Barnard's star, because of proximity to Earth, is one of the most studied areas within the Milky Way Galaxy. It is a red dwarf located in the constellation called Ophiuchus, just below the Summer Triangle. It is only about six light-years away from Earth.

However, it took more than two decades of observation before someone found definitive evidence that an exoplanet is in orbit around Barnard's star. In a recent investigation led by Ignasi Ribas of the Institute of Space Sciences in Spain, the team used new and archival data sourced from seven instruments across the world. The data included Barnard's star's radial velocity and relative speed toward and away from Earth.

After looking at 20 years' worth of data, the team detected a planet that circles the star every 233 days, a mass at least 3.2 times that of Earth, and an orbital distance similar to that of Mercury to the Sun. Dubbed Barnard's star b, the exoplanet is situated close to its star system's snow line, which suggests that water exists in its frozen form.

The team used the method called radial velocity, which uses the Doppler shifts of a star's light to measure the tug of a nearby planet.

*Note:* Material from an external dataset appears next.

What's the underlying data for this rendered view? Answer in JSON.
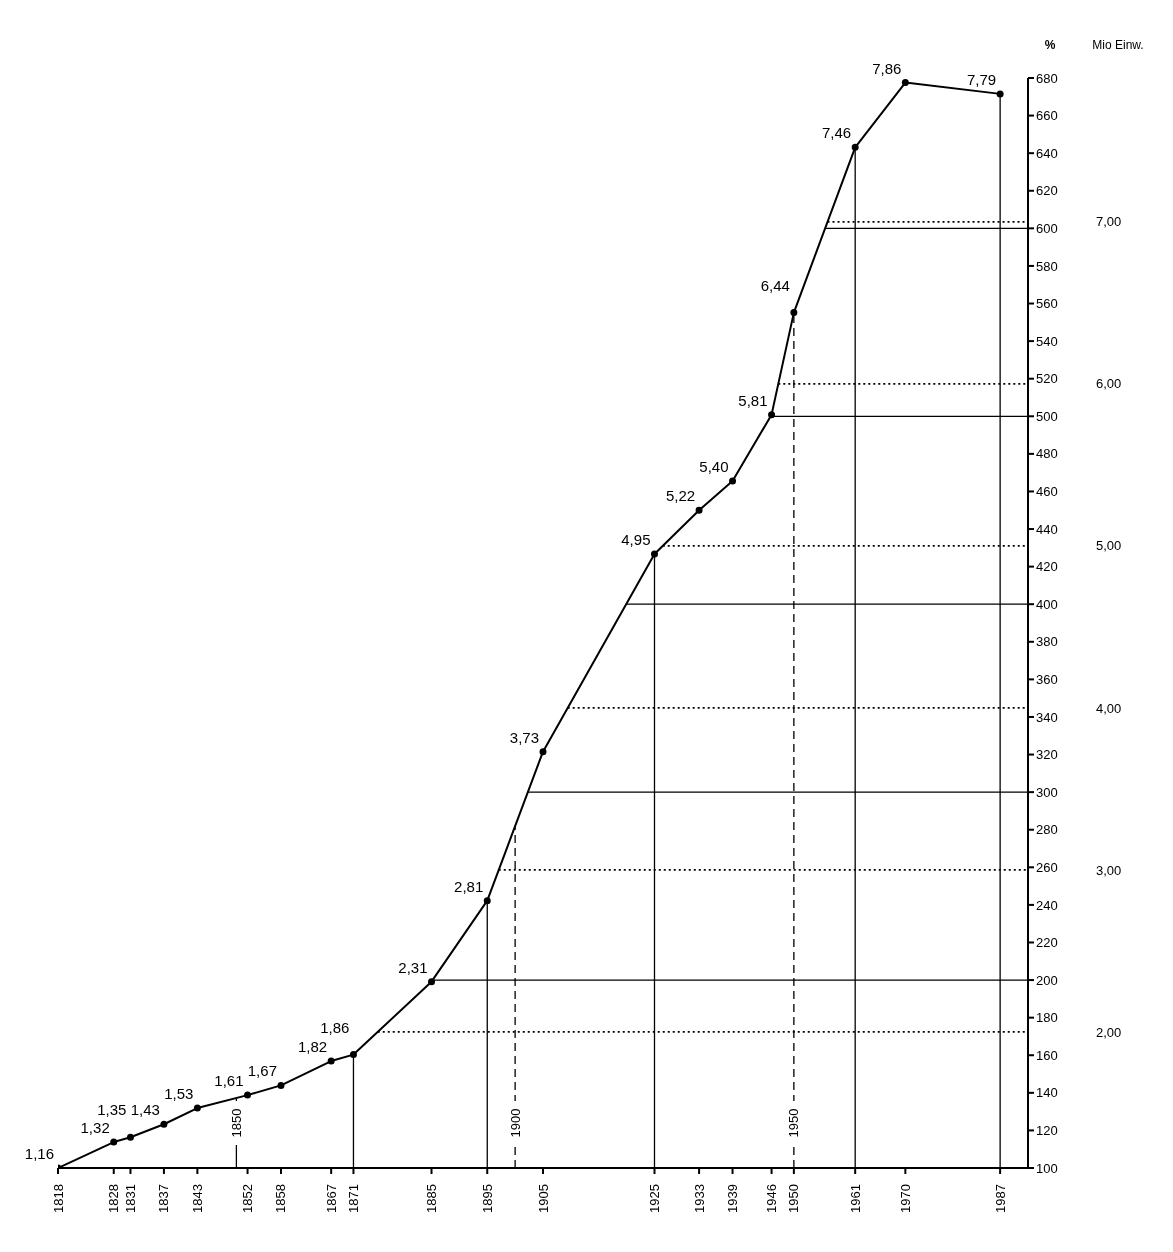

This is the first time that astronomers used radial velocity to detect an exoplanet of this size and this far away from its host star.

Lone Planet

Ribas and colleagues reported that Barnard's star b might be alone in the area. The team ruled out the possibility of another exoplanet orbiting within the star's habitable zone — a region in which there might be liquid water where life could thrive.

Follow-up observations of the newly discovered exoplanet are currently underway.